Gawker questioned another expert's presentation that it saw a boost from the post that added $5 to $15 million in value to the company.

"Where exactly is this Hulk effect?" said Heather Dietrick, president and general counsel of the company.

Testimony this week ranged from journalism ethics and website analytics to Hogan's statements about his penis size.

Hogan, a leading wrestling figure in the 1980s and '90s, emphasized a distinction he drew between his true personality and the bombastic persona he used professionally with "artistic liberty."

The Hogan side questioned Gawker's approach to sexual content.
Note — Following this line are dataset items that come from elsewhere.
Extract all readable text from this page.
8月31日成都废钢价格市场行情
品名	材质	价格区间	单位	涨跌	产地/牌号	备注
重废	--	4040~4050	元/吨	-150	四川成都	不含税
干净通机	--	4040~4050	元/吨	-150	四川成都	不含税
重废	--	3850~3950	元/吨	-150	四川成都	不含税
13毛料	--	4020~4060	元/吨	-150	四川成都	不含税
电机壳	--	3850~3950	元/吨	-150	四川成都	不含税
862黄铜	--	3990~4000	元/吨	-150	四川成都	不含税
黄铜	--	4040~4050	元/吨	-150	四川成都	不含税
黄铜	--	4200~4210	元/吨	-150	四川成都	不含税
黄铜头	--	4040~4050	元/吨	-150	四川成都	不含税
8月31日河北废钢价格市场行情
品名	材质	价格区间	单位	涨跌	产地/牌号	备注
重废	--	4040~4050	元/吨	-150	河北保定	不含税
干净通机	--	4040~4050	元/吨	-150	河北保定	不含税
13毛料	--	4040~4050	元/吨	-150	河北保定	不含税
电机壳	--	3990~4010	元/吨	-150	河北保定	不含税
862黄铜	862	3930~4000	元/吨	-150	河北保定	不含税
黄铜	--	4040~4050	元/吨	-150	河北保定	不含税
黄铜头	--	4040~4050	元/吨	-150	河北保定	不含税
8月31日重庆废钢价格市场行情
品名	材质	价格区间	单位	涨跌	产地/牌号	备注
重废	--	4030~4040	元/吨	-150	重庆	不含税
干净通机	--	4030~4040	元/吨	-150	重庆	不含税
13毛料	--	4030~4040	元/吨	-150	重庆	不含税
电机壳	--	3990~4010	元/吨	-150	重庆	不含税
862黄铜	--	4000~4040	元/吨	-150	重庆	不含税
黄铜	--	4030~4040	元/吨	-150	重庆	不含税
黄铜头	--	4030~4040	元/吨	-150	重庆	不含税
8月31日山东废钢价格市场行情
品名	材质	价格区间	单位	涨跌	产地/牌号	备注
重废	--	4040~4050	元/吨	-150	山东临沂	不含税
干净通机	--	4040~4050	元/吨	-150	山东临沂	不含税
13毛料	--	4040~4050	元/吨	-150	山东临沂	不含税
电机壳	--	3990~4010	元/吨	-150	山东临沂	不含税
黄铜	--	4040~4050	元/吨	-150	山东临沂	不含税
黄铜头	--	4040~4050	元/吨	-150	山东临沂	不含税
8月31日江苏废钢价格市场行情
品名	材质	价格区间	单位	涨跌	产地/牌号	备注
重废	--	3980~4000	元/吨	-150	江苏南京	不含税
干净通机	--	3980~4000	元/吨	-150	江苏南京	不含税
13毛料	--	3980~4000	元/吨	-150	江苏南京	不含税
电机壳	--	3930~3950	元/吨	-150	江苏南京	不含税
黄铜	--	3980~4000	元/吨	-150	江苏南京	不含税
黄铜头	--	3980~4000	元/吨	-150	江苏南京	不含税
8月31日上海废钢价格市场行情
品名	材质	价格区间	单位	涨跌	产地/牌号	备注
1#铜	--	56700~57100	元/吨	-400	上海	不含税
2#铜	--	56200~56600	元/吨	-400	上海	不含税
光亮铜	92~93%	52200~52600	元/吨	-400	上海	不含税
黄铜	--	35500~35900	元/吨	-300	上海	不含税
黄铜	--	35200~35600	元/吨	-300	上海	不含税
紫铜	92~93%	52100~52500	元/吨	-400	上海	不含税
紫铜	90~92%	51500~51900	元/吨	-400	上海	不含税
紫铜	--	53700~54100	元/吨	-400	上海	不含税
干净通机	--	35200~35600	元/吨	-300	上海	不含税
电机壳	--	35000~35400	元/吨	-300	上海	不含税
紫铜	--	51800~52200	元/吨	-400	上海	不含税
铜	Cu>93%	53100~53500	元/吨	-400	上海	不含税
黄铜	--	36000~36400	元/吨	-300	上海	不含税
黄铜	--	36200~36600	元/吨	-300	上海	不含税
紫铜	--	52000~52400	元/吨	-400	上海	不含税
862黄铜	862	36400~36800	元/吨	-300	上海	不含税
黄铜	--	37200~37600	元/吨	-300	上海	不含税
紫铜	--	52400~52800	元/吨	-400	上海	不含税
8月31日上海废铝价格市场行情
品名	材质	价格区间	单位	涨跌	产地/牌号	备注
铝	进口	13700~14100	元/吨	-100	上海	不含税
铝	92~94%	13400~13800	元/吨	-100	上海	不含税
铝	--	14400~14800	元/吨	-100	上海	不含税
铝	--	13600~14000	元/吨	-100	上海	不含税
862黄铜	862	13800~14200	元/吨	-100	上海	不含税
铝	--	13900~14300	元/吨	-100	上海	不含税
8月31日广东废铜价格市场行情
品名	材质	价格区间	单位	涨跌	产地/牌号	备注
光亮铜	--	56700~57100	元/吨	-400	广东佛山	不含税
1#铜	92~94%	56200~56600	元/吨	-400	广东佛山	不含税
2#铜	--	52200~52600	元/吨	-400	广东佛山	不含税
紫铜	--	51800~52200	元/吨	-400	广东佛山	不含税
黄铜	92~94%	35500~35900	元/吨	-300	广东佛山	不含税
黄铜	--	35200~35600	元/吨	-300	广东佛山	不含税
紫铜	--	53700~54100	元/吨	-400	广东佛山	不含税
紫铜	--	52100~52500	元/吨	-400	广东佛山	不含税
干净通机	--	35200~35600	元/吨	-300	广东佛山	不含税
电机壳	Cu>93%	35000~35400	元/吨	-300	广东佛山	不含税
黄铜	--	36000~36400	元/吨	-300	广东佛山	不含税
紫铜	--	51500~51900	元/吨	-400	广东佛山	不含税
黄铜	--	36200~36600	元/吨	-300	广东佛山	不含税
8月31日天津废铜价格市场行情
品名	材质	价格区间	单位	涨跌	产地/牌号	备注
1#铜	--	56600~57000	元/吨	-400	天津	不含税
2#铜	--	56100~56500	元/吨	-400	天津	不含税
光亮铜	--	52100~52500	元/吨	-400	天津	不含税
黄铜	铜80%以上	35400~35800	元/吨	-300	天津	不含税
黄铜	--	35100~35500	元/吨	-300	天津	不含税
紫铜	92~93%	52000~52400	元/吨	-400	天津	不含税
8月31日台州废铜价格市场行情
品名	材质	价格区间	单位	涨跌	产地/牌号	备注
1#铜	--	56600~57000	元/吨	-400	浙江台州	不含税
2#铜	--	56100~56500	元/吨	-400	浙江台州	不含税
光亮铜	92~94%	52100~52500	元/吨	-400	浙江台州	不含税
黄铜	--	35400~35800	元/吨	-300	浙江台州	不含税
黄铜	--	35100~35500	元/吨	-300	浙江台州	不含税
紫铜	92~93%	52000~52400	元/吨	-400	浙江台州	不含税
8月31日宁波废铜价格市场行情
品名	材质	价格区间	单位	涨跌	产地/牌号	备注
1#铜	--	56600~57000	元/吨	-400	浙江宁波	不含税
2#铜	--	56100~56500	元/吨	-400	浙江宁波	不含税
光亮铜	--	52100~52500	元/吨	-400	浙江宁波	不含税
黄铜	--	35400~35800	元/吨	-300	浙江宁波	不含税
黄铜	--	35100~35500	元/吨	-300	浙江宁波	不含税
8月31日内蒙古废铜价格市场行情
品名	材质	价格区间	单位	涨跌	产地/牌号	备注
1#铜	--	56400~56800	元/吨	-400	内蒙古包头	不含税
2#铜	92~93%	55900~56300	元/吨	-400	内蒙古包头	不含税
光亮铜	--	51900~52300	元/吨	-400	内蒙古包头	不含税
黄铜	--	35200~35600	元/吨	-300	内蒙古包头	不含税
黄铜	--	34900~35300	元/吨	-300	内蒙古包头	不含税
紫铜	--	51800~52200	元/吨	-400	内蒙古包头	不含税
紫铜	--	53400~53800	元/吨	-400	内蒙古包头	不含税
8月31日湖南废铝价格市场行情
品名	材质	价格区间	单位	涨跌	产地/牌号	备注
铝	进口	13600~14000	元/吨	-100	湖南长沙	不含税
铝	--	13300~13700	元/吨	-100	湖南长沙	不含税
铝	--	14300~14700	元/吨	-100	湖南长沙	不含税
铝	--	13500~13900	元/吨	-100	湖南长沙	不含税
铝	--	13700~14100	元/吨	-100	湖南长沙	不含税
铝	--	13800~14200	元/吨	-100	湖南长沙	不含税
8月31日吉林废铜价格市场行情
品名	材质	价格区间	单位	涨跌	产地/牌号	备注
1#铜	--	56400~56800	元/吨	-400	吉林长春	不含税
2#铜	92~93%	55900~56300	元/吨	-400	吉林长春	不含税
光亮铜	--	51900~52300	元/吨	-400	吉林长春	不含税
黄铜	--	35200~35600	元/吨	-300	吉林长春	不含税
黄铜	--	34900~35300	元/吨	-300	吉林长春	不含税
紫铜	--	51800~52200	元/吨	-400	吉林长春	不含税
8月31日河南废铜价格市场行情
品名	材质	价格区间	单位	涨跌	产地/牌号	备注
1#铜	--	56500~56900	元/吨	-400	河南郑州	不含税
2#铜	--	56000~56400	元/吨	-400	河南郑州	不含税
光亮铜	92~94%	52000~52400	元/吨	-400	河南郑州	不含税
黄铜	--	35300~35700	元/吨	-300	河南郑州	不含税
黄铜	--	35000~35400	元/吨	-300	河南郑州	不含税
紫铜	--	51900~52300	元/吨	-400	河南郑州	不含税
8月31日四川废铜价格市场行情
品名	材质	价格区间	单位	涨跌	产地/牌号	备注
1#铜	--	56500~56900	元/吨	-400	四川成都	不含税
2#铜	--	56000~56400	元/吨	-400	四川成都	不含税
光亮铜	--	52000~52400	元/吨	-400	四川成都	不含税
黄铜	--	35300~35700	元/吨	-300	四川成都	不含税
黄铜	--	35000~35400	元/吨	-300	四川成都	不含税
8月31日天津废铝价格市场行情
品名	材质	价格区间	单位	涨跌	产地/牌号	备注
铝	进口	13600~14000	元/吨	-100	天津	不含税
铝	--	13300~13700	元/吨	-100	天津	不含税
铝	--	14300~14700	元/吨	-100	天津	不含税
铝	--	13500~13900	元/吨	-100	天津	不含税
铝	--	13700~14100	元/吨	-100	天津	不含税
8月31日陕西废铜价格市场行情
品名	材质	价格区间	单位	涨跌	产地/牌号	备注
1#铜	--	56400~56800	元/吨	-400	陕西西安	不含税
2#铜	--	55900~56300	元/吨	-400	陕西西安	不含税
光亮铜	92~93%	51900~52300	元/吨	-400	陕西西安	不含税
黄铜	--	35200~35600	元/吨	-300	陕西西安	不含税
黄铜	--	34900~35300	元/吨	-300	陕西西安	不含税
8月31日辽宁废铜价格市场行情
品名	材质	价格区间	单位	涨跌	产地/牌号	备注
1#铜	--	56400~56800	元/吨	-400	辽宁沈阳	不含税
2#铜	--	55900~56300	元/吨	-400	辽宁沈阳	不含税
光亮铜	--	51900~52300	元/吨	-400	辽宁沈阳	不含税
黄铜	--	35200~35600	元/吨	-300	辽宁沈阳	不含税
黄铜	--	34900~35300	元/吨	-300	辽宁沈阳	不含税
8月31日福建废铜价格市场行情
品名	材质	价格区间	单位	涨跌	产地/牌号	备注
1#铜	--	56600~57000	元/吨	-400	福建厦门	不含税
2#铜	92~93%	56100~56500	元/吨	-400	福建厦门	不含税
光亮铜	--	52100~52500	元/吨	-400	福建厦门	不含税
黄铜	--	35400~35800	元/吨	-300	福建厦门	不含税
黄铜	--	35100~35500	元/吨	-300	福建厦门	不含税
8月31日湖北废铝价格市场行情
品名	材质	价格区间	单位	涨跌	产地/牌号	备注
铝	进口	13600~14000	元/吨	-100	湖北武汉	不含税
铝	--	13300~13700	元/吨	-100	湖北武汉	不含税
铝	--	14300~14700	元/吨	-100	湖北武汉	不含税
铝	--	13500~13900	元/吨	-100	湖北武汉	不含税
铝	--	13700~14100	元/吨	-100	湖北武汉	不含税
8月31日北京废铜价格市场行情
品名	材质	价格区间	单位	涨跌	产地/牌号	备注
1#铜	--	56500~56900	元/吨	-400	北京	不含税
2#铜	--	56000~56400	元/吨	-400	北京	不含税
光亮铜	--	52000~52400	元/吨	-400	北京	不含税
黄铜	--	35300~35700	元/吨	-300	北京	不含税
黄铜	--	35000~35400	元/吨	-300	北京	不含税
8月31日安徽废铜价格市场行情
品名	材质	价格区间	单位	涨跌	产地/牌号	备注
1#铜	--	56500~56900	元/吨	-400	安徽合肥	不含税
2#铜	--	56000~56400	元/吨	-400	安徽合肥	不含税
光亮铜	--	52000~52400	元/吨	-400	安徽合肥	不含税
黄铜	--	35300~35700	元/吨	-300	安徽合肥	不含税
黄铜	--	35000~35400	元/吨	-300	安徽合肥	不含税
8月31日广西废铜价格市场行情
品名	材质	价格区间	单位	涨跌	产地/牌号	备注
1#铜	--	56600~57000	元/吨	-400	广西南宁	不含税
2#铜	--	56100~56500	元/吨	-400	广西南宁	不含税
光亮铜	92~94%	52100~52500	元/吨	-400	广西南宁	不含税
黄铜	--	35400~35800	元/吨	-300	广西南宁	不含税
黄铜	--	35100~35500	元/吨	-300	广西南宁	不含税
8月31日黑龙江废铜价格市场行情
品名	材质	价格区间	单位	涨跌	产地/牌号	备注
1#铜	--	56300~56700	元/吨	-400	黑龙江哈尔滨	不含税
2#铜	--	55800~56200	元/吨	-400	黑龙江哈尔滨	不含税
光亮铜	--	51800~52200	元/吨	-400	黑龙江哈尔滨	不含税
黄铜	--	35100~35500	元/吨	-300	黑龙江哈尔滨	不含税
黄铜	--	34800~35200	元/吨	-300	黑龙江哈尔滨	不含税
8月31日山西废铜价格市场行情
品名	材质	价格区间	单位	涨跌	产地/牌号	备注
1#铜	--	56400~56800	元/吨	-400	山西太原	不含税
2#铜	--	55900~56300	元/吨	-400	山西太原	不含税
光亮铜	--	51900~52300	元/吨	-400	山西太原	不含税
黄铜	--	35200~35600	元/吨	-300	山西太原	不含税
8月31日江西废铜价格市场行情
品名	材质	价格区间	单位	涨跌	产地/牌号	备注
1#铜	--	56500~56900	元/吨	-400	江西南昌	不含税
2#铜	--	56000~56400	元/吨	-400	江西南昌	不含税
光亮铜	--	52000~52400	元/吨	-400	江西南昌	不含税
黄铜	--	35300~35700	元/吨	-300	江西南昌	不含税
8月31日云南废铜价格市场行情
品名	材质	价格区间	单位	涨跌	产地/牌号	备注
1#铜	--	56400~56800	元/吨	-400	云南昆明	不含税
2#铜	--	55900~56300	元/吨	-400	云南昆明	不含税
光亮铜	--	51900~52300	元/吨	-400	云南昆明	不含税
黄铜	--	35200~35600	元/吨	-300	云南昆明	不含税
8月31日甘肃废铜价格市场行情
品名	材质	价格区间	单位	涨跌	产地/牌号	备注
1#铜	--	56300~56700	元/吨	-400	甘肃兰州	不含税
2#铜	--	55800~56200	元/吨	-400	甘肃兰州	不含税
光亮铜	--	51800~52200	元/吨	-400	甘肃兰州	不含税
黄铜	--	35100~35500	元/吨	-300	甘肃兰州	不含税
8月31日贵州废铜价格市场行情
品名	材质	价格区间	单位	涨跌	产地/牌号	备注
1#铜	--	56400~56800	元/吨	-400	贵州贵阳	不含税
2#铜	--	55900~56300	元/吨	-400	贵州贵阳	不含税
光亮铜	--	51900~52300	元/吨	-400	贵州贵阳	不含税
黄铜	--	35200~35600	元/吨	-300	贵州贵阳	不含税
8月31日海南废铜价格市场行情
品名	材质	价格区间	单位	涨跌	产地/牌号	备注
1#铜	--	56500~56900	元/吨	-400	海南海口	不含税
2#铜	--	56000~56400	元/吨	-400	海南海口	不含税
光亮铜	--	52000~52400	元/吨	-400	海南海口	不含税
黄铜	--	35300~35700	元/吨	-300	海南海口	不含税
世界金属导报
In a taped video deposition, former editor A.J. Daulerio called celebrity sex tapes newsworthy unless involving a child. When pressed on an age, he drew the line at under four.

Gawker later called the age reference a "flip" response.

On Friday, attorneys for Hogan read some of Daulerio's emails regarding a woman seeking the removal of a video showing her having sex in a public bathroom. He wrote: "Blah, blah, blah."

Gawker later noted that those comments were not sent to the woman.

Hogan attorney David Houston called "disgusting" how Gawker claimed speech protections under the First Amendment of the U.S. Constitution.

"This is a case of pandering to the very basest of human curiosity," he told Reuters, expecting a favorable verdict to demonstrate "there is still privacy in the modern world."